Esta anécdota es real. Ya forma parte de la vida de mi familia, de mi memoria. Y la he traído a colación para explicar algo muy importante, que a menudo se pasa por alto. Hoy el mundo se divide entre quienes juegan a videojuegos y quienes no. No es un chiste, ni una exageración. Mirad a vuestro alrededor. Y fijaos que en la brecha entre digitalizados y no digitalizados hay una constante: quienes no lo están, o lo están a medias, no han probado en su vida uno de estos juegos. Los cincuenta funcionan como una barrera, hay personas de esa edad hacia arriba que usan la tecnología porque no les queda más remedio. La app del banco ya es mucho: un videojuego les abrumaría. En cambio, si tomamos la línea de edad en sentido opuesto, hasta la generación Alfa, encontramos desde cincuentones con consolas retro hasta niños que jamás usan la televisión si no es para conectar la consola. Varias generaciones individuos que si no han usado los videojuegos, los usaron, o los usan habitualmente. Incluso son susceptibles de reengancharse al cabo del tiempo, como, ¡ejem!, yo.

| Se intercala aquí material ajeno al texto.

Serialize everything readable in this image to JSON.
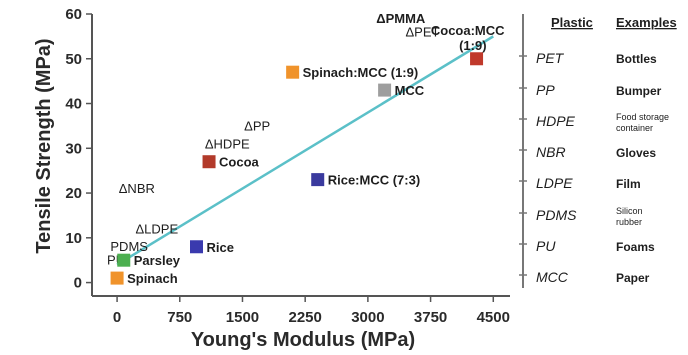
{
  "chart_data": {
    "type": "scatter",
    "xlabel": "Young's Modulus (MPa)",
    "ylabel": "Tensile Strength (MPa)",
    "xlim": [
      -300,
      4700
    ],
    "ylim": [
      -3,
      60
    ],
    "x_ticks": [
      0,
      750,
      1500,
      2250,
      3000,
      3750,
      4500
    ],
    "y_ticks": [
      0,
      10,
      20,
      30,
      40,
      50,
      60
    ],
    "grid": false,
    "plastics": [
      {
        "label": "ΔPMMA",
        "x": 3100,
        "y": 58
      },
      {
        "label": "ΔPET",
        "x": 3450,
        "y": 55
      },
      {
        "label": "ΔPP",
        "x": 1520,
        "y": 34
      },
      {
        "label": "ΔHDPE",
        "x": 1050,
        "y": 30
      },
      {
        "label": "ΔNBR",
        "x": 20,
        "y": 20
      },
      {
        "label": "ΔLDPE",
        "x": 220,
        "y": 11
      },
      {
        "label": "PDMS",
        "x": -80,
        "y": 7
      },
      {
        "label": "PU",
        "x": -120,
        "y": 4
      }
    ],
    "bioplastics": [
      {
        "label": "Cocoa:MCC (1:9)",
        "x": 4300,
        "y": 50,
        "color": "#c0392b"
      },
      {
        "label": "Spinach:MCC (1:9)",
        "x": 2100,
        "y": 47,
        "color": "#f0932b"
      },
      {
        "label": "MCC",
        "x": 3200,
        "y": 43,
        "color": "#9e9e9e"
      },
      {
        "label": "Cocoa",
        "x": 1100,
        "y": 27,
        "color": "#b23a2a"
      },
      {
        "label": "Rice:MCC (7:3)",
        "x": 2400,
        "y": 23,
        "color": "#3a3a9e"
      },
      {
        "label": "Rice",
        "x": 950,
        "y": 8,
        "color": "#3a3aae"
      },
      {
        "label": "Parsley",
        "x": 80,
        "y": 5,
        "color": "#4caf50"
      },
      {
        "label": "Spinach",
        "x": 0,
        "y": 1,
        "color": "#f0932b"
      }
    ],
    "trendline": {
      "x": [
        0,
        4500
      ],
      "y": [
        4,
        55
      ],
      "color": "#5bc0c8"
    }
  },
  "legend": {
    "header_plastic": "Plastic",
    "header_examples": "Examples",
    "rows": [
      {
        "plastic": "PET",
        "example": "Bottles"
      },
      {
        "plastic": "PP",
        "example": "Bumper"
      },
      {
        "plastic": "HDPE",
        "example": "Food storage container"
      },
      {
        "plastic": "NBR",
        "example": "Gloves"
      },
      {
        "plastic": "LDPE",
        "example": "Film"
      },
      {
        "plastic": "PDMS",
        "example": "Silicon rubber"
      },
      {
        "plastic": "PU",
        "example": "Foams"
      },
      {
        "plastic": "MCC",
        "example": "Paper"
      }
    ]
  }
}
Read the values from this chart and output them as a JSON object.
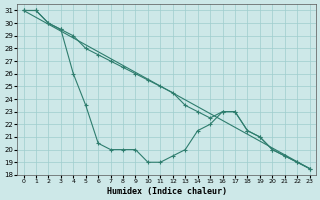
{
  "xlabel": "Humidex (Indice chaleur)",
  "background_color": "#cde8e8",
  "grid_color": "#9ecece",
  "line_color": "#2e7d6e",
  "ylim": [
    18,
    31.5
  ],
  "xlim": [
    -0.5,
    23.5
  ],
  "yticks": [
    18,
    19,
    20,
    21,
    22,
    23,
    24,
    25,
    26,
    27,
    28,
    29,
    30,
    31
  ],
  "xticks": [
    0,
    1,
    2,
    3,
    4,
    5,
    6,
    7,
    8,
    9,
    10,
    11,
    12,
    13,
    14,
    15,
    16,
    17,
    18,
    19,
    20,
    21,
    22,
    23
  ],
  "straight_line": [
    [
      0,
      31
    ],
    [
      23,
      18.5
    ]
  ],
  "upper_line_x": [
    0,
    1,
    2,
    3,
    4,
    5,
    6,
    7,
    8,
    9,
    10,
    11,
    12,
    13,
    14,
    15,
    16,
    17,
    18,
    19,
    20,
    21,
    22,
    23
  ],
  "upper_line_y": [
    31,
    31,
    30,
    29.5,
    29,
    28,
    27.5,
    27,
    26.5,
    26,
    25.5,
    25,
    24.5,
    23.5,
    23,
    22.5,
    23,
    23,
    21.5,
    21,
    20,
    19.5,
    19,
    18.5
  ],
  "curve_x": [
    0,
    1,
    2,
    3,
    4,
    5,
    6,
    7,
    8,
    9,
    10,
    11,
    12,
    13,
    14,
    15,
    16,
    17,
    18,
    19,
    20,
    21,
    22,
    23
  ],
  "curve_y": [
    31,
    31,
    30,
    29.5,
    26,
    23.5,
    20.5,
    20,
    20,
    20,
    19,
    19,
    19.5,
    20,
    21.5,
    22,
    23,
    23,
    21.5,
    21,
    20,
    19.5,
    19,
    18.5
  ]
}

Esta división en dos partes parece no tener importancia, pero definirá cultural y socialmente al siglo XXI.
Mirad, por favor, a vuestra tele, y lo comprenderéis del todo. Seguro que todavía tenéis una. Fue un aparato ante el que uno debía sentarse sin participar. Socializó y culturizó al siglo XX, abrió a varias generaciones el cine, las actuaciones musicales, la moda, la naturaleza, los viajes, los programas infantiles, y los dibujos animados. Puso en fin las bases de esa cultura de la cual los videojuegos son una derivada más.
Y ahora cerrad los ojos. Para imaginar que dentro de nada serán hombres y mujeres adultos esas dos generaciones, Z y Alfa, de niños que crecieron y socializaron delante de una consola, no de una televisión. Seguro que ahora os es más fácil comprender la importancia de los videojuegos, y de todo lo que os han contado sobre ellos en los artículos de Bifurcaciones 10.